A APDH é uma associação sem fins lucrativos que persegue, prioritariamente, “fins de natureza social conducentes à melhoria das condições e qualidade de vida dos portadores da doença de Huntington e apoio aos seus familiares”. No seu âmbito de ação “abrange todos os habitantes do território nacional, sendo ainda extensível aos emigrantes portugueses”. A sua intervenção passa pelo acompanhamento e encaminhamento de doentes e seus familiares nas áreas: medica, genética, jurídica e social entre outras.
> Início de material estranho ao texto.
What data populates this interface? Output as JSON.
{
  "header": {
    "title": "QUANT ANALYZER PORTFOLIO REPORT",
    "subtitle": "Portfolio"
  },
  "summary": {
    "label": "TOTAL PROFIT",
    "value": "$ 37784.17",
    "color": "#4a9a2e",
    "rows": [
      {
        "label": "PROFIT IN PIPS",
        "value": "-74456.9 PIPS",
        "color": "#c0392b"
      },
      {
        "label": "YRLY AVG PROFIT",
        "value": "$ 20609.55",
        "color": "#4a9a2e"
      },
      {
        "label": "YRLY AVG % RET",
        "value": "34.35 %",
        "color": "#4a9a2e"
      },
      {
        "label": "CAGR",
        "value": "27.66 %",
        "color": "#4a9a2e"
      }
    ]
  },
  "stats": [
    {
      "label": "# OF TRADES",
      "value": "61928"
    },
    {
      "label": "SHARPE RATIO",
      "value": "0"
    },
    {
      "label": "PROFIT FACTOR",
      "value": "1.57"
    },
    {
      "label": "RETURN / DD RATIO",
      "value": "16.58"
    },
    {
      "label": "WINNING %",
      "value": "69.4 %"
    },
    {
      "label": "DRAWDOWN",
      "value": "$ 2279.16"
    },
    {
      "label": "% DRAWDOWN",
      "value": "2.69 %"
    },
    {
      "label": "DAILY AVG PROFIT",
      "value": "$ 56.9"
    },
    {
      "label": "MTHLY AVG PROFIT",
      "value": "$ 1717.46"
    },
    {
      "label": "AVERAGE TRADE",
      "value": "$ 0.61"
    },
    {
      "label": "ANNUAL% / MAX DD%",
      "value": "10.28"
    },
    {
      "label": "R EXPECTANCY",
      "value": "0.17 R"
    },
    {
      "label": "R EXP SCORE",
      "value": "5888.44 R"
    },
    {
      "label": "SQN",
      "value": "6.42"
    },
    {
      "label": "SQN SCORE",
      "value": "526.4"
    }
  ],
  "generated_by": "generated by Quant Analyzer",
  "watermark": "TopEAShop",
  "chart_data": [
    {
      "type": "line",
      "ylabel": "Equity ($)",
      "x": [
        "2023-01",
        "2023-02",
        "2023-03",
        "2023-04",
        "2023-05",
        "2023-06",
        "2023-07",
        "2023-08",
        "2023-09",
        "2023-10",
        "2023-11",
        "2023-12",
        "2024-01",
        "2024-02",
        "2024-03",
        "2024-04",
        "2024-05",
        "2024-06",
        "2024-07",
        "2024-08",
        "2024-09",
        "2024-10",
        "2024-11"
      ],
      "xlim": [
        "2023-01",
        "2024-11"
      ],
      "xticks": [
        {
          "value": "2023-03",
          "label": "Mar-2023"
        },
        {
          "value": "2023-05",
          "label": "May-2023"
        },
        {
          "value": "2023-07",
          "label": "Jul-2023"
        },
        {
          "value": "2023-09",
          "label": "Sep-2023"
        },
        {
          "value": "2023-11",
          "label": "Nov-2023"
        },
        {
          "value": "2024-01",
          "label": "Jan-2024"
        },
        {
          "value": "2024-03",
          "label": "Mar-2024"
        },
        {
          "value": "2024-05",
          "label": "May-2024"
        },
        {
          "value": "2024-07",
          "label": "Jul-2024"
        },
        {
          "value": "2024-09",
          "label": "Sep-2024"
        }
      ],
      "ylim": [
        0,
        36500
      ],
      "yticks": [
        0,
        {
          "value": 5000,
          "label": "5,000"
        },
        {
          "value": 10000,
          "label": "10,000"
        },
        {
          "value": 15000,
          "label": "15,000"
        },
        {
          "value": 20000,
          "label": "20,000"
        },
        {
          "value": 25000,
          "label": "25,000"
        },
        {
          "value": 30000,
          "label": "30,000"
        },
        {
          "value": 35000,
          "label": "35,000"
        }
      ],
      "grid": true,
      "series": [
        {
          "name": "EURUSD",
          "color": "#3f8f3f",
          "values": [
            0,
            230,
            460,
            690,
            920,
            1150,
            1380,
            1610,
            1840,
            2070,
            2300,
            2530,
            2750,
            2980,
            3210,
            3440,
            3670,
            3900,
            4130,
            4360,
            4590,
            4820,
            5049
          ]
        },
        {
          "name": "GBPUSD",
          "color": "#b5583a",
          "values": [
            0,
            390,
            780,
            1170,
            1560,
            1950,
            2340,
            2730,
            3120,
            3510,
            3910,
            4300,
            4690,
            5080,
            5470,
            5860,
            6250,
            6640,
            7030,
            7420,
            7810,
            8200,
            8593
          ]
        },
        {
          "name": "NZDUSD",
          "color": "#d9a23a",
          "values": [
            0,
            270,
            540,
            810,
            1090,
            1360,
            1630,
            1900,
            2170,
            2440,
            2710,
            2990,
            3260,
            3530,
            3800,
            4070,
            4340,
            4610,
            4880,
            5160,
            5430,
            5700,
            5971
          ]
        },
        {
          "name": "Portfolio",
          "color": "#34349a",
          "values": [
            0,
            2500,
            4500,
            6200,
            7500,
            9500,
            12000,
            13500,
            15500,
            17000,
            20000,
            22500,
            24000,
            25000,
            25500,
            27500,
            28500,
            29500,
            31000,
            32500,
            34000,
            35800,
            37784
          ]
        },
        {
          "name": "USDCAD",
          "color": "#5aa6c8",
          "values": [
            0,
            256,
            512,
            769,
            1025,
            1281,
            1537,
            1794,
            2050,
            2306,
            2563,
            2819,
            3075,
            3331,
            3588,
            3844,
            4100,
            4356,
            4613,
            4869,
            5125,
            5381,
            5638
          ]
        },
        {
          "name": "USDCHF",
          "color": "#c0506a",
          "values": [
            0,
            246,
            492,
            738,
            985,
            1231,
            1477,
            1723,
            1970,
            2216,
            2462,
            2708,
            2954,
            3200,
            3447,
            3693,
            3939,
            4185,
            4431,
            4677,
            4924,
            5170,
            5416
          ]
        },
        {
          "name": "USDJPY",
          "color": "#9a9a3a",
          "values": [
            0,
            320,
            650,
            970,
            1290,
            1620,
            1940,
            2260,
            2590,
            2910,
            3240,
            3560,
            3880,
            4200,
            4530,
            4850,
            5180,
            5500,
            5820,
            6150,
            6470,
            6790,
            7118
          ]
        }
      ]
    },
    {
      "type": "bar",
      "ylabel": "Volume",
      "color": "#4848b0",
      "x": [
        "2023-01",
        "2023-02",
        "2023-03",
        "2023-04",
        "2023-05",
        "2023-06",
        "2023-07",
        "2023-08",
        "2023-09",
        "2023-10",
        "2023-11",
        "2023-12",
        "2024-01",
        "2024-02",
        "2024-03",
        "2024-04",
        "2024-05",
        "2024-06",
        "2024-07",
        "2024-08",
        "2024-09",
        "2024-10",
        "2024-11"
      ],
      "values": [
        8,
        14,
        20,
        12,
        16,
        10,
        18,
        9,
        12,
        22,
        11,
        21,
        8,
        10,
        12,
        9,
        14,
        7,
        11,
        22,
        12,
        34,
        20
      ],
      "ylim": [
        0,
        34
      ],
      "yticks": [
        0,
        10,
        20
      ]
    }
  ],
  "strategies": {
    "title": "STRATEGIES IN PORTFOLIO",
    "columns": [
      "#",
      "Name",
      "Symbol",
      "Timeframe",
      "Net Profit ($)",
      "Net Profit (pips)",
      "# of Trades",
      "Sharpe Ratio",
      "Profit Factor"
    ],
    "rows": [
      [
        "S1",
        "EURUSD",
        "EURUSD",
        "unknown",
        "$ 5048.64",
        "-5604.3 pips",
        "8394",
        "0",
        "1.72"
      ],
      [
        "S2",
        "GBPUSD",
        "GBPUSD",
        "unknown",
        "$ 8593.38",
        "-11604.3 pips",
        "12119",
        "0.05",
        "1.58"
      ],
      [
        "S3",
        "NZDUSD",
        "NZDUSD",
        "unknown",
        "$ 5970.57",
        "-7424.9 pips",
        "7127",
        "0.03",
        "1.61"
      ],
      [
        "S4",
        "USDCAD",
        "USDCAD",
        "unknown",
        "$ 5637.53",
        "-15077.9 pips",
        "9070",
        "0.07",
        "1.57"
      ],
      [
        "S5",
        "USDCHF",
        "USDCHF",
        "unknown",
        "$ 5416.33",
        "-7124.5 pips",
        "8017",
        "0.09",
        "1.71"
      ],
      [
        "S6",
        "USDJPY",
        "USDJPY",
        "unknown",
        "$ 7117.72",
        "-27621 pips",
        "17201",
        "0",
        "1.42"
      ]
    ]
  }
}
A par disto, a associação disponibiliza ainda informação sobre a doença sob a forma de livros e brochuras e promove grupos de autoajuda psicoeducativos para familiares e prestadores de cuidados. “Realizamos ainda sessões de formação para prestadores de cuidados (formais e informais), quer na Sede da Associação, quer nos vários pontos do país onde é solicitada (Unidades de Cuidados Continuados, Hospitais, Lares, entre outras) ”, explica Helena Soares.

Como forma de tornar mais conhecida aquela que é muitas vezes apelidada de “doença da vergonha” – por ninguém querer contar que a tem – Helena Soares lançou uma petição para instituir o Dia da Doença de Huntington, a 15 de junho, que contou com mais de 4 mil assinaturas. A petição foi entregue na Assembleia da República a 10 de julho de 2017 e a direção da associação foi recebida em audiência pelo vice-presidente da AR, Jorge Lacão. Quase um ano depois, no dia 4 de Maio de 2018 foi aprovado o Projeto de Resolução n.º 1011/XIII/2.ª que consagrou o dia 15 de Junho como o Dia Nacional da Doença de Huntington.

Para a APDH, com a consagração deste dia Nacional “foi dado um passo em frente de forma a dar visibilidade a esta doença de que tão pouco se fala e que tão poucos conhecem”. A presidente alerta que é de extrema importância “alertar e sensibilizar quer a opinião pública quer os profissionais de saúde para esta doença hereditária, incurável e letal que tem um impacto psicológico, emocional, familiar e social muito grande, conduzindo frequentemente a atitudes de discriminação no emprego, nas seguradoras, no acesso aos cuidados médicos ou até dentro da própria família. É por isso uma doença envolta num enorme estigma, escondida da sociedade e dentro da própria família”.

Helena Soares apela ainda “à não descriminação e não estigmatização. Se tem conhecimento da doença na sua família não a esconda e se pretende ter filhos faça o teste preditivo pois é possível ter filhos livres da mutação genética através das técnicas de PMA (Procriação medicamente assistida)”. Afirma que será também importante, “gerar um movimento solidário para que a APDH consiga sustentar a sua atuação e chegar ao maior número de doentes e familiares possíveis”, conclui.